The company stressed the latest charge will be excluded from its underlying replacement cost profit when it reports second-quarter earnings on August 4.
BP also warned that oil and gas production is expected to decline to between 2.17 million and 2.22 million barrels of oil equivalent per day, down from 2.34 million barrels in the first quarter.
The company blamed the fall on planned seasonal maintenance as well as “the effects of disruption in the Middle East”, where renewed tensions have once again shaken global energy markets.
Despite the production decline, investors welcomed the prospect of stronger trading profits.
BP shares rose around 3 per cent after the update, helped by another sharp rise in crude oil prices.

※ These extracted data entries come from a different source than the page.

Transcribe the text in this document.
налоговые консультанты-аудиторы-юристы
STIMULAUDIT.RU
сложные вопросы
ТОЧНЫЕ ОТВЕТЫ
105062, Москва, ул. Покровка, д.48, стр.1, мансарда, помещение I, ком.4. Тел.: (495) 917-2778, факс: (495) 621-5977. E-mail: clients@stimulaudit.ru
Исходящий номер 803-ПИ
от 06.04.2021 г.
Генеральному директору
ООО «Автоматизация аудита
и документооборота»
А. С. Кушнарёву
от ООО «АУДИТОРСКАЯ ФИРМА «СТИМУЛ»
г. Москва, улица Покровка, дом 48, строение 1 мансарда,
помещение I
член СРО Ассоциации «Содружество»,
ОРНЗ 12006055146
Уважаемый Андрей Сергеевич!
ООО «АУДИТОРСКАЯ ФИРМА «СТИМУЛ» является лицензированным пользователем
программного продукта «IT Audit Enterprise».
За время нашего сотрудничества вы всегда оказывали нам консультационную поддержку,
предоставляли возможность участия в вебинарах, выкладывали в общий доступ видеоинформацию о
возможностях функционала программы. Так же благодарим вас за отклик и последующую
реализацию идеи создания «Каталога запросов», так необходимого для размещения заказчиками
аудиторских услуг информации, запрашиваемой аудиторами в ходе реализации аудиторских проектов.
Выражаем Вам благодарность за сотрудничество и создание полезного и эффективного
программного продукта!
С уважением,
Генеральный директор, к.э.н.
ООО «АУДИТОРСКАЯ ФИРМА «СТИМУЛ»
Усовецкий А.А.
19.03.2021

Brent crude climbed more than 4 per cent to above $86 (£64) a barrel as fears over supplies returned following renewed tensions involving the United States and Iran.
Oil prices had briefly retreated after Washington and Tehran agreed an interim peace deal that reopened the Strait of Hormuz, but uncertainty surrounding the vital shipping lane has once again pushed prices sharply higher.
The Strait of Hormuz remains one of the world’s most important energy chokepoints, with roughly one-fifth of global oil and gas shipments normally passing through the narrow waterway.
Any threat to shipping through the Strait has immediate consequences for global fuel prices and energy markets.
BP’s trading update also comes during a turbulent period for the company itself.
Former chairman Albert Manifold was removed earlier this year following what BP described as “serious concerns” relating to conduct, oversight and corporate governance.
Mr Manifold has strongly denied the allegations, accusing critics of spreading “lies” and claiming his push for tougher cost-cutting and scrutiny of spending was not shared by others within the business.
Meanwhile, new chief executive Meg O’Neill, who took over in April following the departure of Murray Auchincloss, faces mounting pressure to restore investor confidence and improve BP’s performance after a difficult period for one of Britain’s biggest energy companies.